Il n'y a pas si longtemps, Ramallah était encore une ville marquée par la guerre: traces de balles sur les murs, façades couvertes de photos des «martyrs».

Mais depuis que le premier ministre palestinien, Salam Fayyad, a entrepris de jeter les fondements d'un futur État palestinien, la métropole de la Cisjordanie a tourné le dos au passé. Graffitis et murs lézardés ont cédé la place à des rues fraîchement asphaltées et des places coquettes pourvues de fontaines.

Chaque mois, de nouveaux restaurants ouvrent leurs portes. Ils portent des noms étrangers, comme La Rose ou Café de la Paix. Le menu s'occidentalise. Salade de roquette et pâtes aux coeurs d'artichaut font concurrence aux kebabs et mezze.

Des feux de circulation ont apaisé le trafic dans les rues, où circulent des voitures flambant neuves. Plusieurs ont été achetées à Ramallah même, où une dizaine de concessionnaires se sont installés depuis deux ans: Mazda, Peugeot, BMW...

Chez Nissan, nous sommes reçus par Imad Abou Nimreh, vendeur de 28 ans qui a travaillé quelques années au Qatar, dans le pétrole. De retour à Ramallah, il n'en revient pas: «C'est plein de restaurants, et le salaire est meilleur que dans les pays du Golfe.»

Autre avantage: il y a désormais une vie nocturne vibrante à Ramallah. Le soir, on sort. Et pas seulement pour fumer la chicha entre garçons.

Au club Quattro, garçons et filles jouent aux quilles et boivent des cappuccinos dans un café-bar baignant dans une lumière bleutée. Parmi eux, les jumeaux Amar et Moussa. Ils ont 26 ans et étudient en comptabilité. L'un soutient l'initiative devant l'ONU, l'autre la trouve trop risquée: et si elle devait mener à une autre guerre?

Car Amar et Moussa veulent bien manifester pour soutenir la cause palestinienne. Mais la lutte armée, non merci...

Direction modernité

Mohamed Al Sabawi a émigré au Canada en 1985. Établi à London, en Ontario, il est revenu investir dans son pays natal.

Ces temps-ci, il est en train de ficeler un projet ambitieux: 62 condos à 20 minutes au nord de Ramallah.

Son modèle, ce sont les quartiers clôturés à l'américaine. Son but: «Rehausser les normes d'habitation palestiniennes.» Les condos se vendent entre 160 000 et 300 000$. Plus de la moitié ont déjà trouvé preneur.

Un peu plus au nord, des camions transportent des matériaux destinés à la construction de Rawabi, ville palestinienne de 40 000 habitants qui doit être érigée à partir de zéro - du jamais vu depuis la création d'Israël.

Tous ces investissements ne sont-ils pas hasardeux, alors que le conflit avec Israël est moins réglé que jamais?

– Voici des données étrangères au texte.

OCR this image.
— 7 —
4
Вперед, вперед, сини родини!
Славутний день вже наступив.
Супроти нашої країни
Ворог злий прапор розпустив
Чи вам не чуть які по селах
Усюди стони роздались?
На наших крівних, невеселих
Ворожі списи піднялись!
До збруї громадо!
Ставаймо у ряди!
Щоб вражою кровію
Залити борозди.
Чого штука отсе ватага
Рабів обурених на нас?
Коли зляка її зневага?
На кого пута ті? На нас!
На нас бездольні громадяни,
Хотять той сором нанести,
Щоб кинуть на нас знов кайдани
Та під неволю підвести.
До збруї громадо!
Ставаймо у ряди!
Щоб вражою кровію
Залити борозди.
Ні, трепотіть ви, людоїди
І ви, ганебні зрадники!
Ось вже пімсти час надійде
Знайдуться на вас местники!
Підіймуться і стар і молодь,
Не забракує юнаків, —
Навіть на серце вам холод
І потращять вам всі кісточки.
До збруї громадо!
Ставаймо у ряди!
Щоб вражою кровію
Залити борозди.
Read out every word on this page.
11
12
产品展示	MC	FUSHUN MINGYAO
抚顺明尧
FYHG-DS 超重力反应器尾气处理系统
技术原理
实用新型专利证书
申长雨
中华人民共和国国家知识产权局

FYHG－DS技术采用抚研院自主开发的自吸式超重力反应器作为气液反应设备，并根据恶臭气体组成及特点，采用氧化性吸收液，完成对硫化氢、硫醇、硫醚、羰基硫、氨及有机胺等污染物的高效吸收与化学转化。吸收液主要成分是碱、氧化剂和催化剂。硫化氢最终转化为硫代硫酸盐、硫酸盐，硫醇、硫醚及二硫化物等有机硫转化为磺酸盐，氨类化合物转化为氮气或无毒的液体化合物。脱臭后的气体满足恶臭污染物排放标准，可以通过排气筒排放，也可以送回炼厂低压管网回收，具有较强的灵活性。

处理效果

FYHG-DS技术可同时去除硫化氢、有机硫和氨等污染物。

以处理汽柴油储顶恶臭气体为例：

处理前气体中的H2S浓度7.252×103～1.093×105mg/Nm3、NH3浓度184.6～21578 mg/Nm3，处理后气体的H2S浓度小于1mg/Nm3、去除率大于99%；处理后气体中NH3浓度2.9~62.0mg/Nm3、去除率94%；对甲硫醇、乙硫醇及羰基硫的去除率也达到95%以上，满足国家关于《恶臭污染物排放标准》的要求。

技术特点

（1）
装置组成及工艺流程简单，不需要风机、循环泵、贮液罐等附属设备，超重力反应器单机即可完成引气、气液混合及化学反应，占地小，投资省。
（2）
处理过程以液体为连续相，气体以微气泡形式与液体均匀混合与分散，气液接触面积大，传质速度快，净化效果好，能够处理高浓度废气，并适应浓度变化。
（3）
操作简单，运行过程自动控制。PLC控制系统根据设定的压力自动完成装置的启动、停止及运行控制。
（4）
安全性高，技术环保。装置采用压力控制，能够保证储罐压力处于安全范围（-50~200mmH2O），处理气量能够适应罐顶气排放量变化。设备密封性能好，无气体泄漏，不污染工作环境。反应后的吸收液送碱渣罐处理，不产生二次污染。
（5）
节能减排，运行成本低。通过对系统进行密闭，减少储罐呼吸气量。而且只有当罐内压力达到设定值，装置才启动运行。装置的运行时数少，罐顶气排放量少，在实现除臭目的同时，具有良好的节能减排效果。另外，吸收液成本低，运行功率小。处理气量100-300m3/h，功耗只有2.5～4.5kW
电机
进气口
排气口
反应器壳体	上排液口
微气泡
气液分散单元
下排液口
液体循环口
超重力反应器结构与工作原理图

Ibrahim Rahman Shkhadem admet qu'il prend un risque avec son gratte-ciel.

Mais si tout va bien, il y a de l'argent à faire à Ramallah: «C'est une toute nouvelle ville qui est en train de naître!»

Accès Hébron

Une affiche collée sur un mur de la mairie d'Hébron, ville la plus populeuse de la Cisjordanie, montre une cigarette rayée d'un trait rouge: il est strictement interdit de fumer ici.

Ce rare espace sans fumée est révélateur du virage lancé par le maire Khaled Ossaileh, qui a entrepris de faire entrer Hébron dans le XXIe siècle.

Nommé en 2007 par le président Mahmoud Abbas, Khaled Ossaileh projette précisément l'image dont les Palestiniens ont besoin pour convaincre la planète qu'ils sont prêts à administrer leur État.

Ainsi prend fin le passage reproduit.